Every year thousands of pounds of valuable fruit, nuts and produce goes to waste in the Okanagan. Abandoned orchards, residents with more fruit than they can use, and bumper crops all lead to an abundance of food that is often just left to rot in the fields.
This year, thanks to a First West Foundation grant, the Okanagan Fruit Tree Project will continue their gleaning operations in the Central and South Okanagan, with a few trial harvests in the Oliver area.
The aim of the Okanagan Fruit Tree Project is to cultivate community through local food.
Volunteers pick fruit and transport it to local charities where it is redistributed to “vulnerable” residents. The harvested fruit is shared among the volunteer pickers, tree owners and local charities.

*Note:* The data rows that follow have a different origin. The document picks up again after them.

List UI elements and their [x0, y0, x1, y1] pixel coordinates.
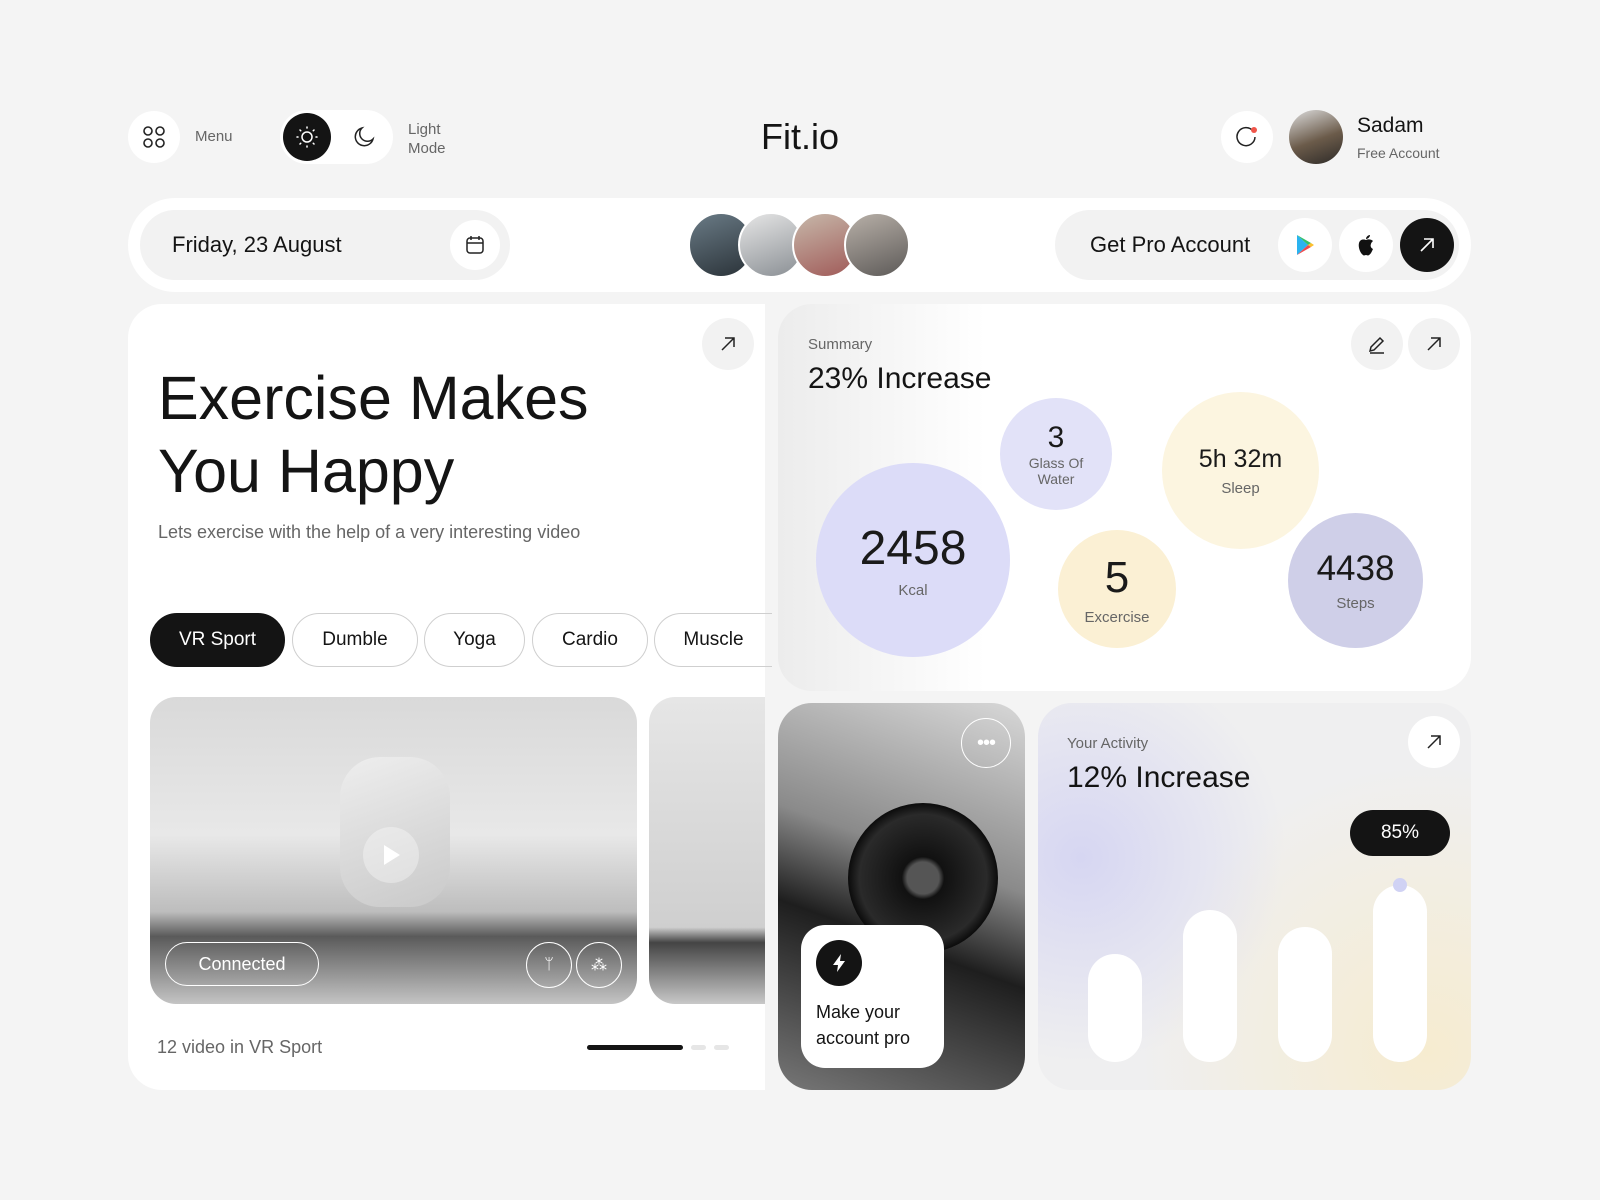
refresh-notification-icon	[1236, 126, 1257, 147]
apple-icon	[1358, 235, 1373, 256]
pro-account-bar: Get Pro Account	[1055, 210, 1459, 280]
category-muscle[interactable]: Muscle	[654, 613, 772, 667]
open-pro-button[interactable]	[1400, 218, 1454, 272]
video-thumbnail[interactable]: Connected ᛘ ⁂	[150, 697, 637, 1004]
google-play-button[interactable]	[1278, 218, 1332, 272]
hero-title: Exercise Makes You Happy	[158, 364, 589, 505]
google-play-icon	[1297, 235, 1314, 255]
connection-status[interactable]: Connected	[165, 942, 319, 986]
activity-bar[interactable]	[1183, 910, 1237, 1062]
carousel-indicator[interactable]	[691, 1045, 706, 1050]
exercise-stat: 5 Excercise	[1058, 530, 1176, 648]
lightning-icon	[816, 940, 862, 986]
notification-button[interactable]	[1221, 111, 1273, 163]
promo-card: ••• Make your account pro	[778, 703, 1025, 1090]
activity-label: Your Activity	[1067, 735, 1149, 752]
calendar-icon[interactable]	[450, 220, 500, 270]
promo-text: Make your account pro	[816, 1002, 911, 1048]
earbuds-icon[interactable]: ᛘ	[526, 942, 572, 988]
open-summary-button[interactable]	[1408, 318, 1460, 370]
carousel-indicator[interactable]	[714, 1045, 729, 1050]
network-icon[interactable]: ⁂	[576, 942, 622, 988]
avatar[interactable]	[844, 212, 910, 278]
video-count: 12 video in VR Sport	[157, 1037, 323, 1057]
water-stat: 3 Glass Of Water	[1000, 398, 1112, 510]
more-icon: •••	[976, 731, 996, 754]
open-activity-button[interactable]	[1408, 716, 1460, 768]
activity-bar[interactable]	[1278, 926, 1332, 1062]
arrow-up-right-icon	[1427, 337, 1441, 351]
hero-subtitle: Lets exercise with the help of a very in…	[158, 522, 581, 542]
carousel-indicator-active[interactable]	[587, 1045, 683, 1050]
highlight-tooltip: 85%	[1350, 810, 1450, 857]
pencil-icon	[1368, 336, 1385, 354]
activity-bar[interactable]	[1373, 885, 1427, 1062]
video-thumbnail-next[interactable]	[649, 697, 765, 1004]
app-store-button[interactable]	[1339, 218, 1393, 272]
user-plan: Free Account	[1357, 145, 1440, 161]
category-yoga[interactable]: Yoga	[424, 613, 525, 667]
activity-headline: 12% Increase	[1067, 761, 1251, 794]
edit-button[interactable]	[1351, 318, 1403, 370]
toolbar: Friday, 23 August Get Pro Account	[128, 198, 1471, 292]
category-vr-sport[interactable]: VR Sport	[150, 613, 285, 667]
user-name: Sadam	[1357, 114, 1424, 137]
play-button[interactable]	[363, 827, 419, 883]
activity-bar[interactable]	[1088, 953, 1142, 1062]
summary-card: Summary 23% Increase 2458 Kcal 3 Glass Of …	[778, 304, 1471, 691]
category-dumble[interactable]: Dumble	[292, 613, 418, 667]
avatar[interactable]	[1289, 110, 1343, 164]
community-avatars[interactable]	[688, 212, 918, 278]
more-button[interactable]: •••	[961, 718, 1011, 768]
pro-account-label: Get Pro Account	[1090, 232, 1251, 257]
arrow-up-right-icon	[721, 337, 735, 351]
sleep-stat: 5h 32m Sleep	[1162, 392, 1319, 549]
kcal-stat: 2458 Kcal	[816, 463, 1010, 657]
summary-label: Summary	[808, 336, 873, 353]
date-picker[interactable]: Friday, 23 August	[140, 210, 510, 280]
upgrade-prompt[interactable]: Make your account pro	[801, 925, 944, 1068]
activity-card: Your Activity 12% Increase 85%	[1038, 703, 1471, 1090]
category-cardio[interactable]: Cardio	[532, 613, 648, 667]
date-text: Friday, 23 August	[172, 232, 342, 257]
steps-stat: 4438 Steps	[1288, 513, 1423, 648]
arrow-up-right-icon	[1427, 735, 1441, 749]
summary-headline: 23% Increase	[808, 362, 992, 395]
play-icon	[384, 845, 400, 865]
open-exercise-button[interactable]	[702, 318, 754, 370]
arrow-up-right-icon	[1420, 238, 1434, 252]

“The goal is to reduce the amount of wasted food and redistribute the healthy produce to hungry people in our communities,” says the project’s South Okanagan coordinator, Deb Thornycroft.
Since 2012, more than half a million pounds of fruit has been picked and redistributed throughout the community.
This season the Okanagan Fruit Tree Project is collaborating with the Town of Oliver for a “trial gleaning” in the community by fulfilling an objective from the Food Secure Oliver plan. “This project makes a lot of sense for Oliver, as one of the goals in the Food Action Plan is to recover high-quality food to sell and/or donate,” said Food Action Coordinator Caitlyn Bennett.
Another is to launch a pilot food exchange program to provide a central place where people can bring and take surplus garden or farm products, similar to the existing Harvest Hut program.
“These two opportunities mesh well together and will connect local food with local people,” Bennett said.
If people have more fruit or produce than they can manage, or if they would like to volunteer, visit www.fruittreeproject.com to register.
The Okanagan Fruit Tree Project has also expanded to include harvesting all kinds of vegetables and nut trees, therefore it requires more ladders, picking buckets and plastic totes.
All cash or in-kind donations are greatly appreciated.